Genel tabloya göre değerlendirdiğimizde; bir çok sinematografik teknikle donatılan “Tinker Bell ve Korsan Peri”, sahne aralarına yaftaladığı hareketli müzikleri, o kadar yerli yerinde kullanıyor ki, adeta dans edesimiz geliyor. Hatta periler bile dans ediyor. Keşke peri olsaydık diyoruz. Tam da bu noktada aklımıza filmdeki bir replik geliyor: “Periler de amma safmış ya” Esasında bu replik, kendini kurnaz sananlara gönderme niteliğinde… Biz de soruyoruz acaba periler bu kadar saf mı diye? Bilinmiyor… Kötülüklerin kol gezdiği dünyada hepimiz peri olmak isterdik. Saf da olsak, olmasak da… Ne de olsa, önünde sonunda iyilik kazanacak.

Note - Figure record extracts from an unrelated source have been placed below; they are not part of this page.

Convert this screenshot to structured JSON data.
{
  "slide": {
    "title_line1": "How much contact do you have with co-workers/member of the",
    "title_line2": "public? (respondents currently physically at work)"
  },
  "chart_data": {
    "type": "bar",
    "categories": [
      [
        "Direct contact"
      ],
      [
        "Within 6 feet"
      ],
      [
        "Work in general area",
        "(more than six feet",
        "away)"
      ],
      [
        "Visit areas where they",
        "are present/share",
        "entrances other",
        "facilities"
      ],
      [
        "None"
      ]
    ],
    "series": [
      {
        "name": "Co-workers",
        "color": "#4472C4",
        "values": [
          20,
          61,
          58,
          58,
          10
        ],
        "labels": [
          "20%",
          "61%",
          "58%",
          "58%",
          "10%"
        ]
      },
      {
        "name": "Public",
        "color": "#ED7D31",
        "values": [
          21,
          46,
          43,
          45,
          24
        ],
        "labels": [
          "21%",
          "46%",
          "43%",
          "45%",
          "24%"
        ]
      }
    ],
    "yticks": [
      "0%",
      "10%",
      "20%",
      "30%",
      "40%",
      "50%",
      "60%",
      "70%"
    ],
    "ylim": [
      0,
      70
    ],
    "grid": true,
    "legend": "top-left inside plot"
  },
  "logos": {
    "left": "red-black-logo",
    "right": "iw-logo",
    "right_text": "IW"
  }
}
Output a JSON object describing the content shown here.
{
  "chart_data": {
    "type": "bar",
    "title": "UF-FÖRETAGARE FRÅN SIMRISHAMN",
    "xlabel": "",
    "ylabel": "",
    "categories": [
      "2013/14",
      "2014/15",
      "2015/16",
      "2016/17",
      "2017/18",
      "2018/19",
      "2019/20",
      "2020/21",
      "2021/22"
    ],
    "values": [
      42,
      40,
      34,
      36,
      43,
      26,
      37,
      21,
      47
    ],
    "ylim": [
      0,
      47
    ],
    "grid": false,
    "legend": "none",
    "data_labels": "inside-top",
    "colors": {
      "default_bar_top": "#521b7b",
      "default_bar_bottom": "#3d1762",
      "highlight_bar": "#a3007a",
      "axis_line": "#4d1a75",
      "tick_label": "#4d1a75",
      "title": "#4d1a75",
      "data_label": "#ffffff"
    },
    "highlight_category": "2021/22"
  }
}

Sonuç olarak; “Tinker Bell ve Korsan Peri” büyüleyici atmosferiyle yediden yetmişe herkesi animasyon seyretmeye davet eden dört başı mamur bir film. Rengarenk kıyafetleriyle ve çılgın mekanlarıyla ilgimizi celbeden film, bizi hiç bilmediğimiz bir şehre taşıyor sanki… O şehirde yepyeni şeyler öğreniyoruz. Tabiki tüm bunları bize Tinker Bell öğretiyor. Tinker Bell’in dünyasına hepiniz hoş geldiniz!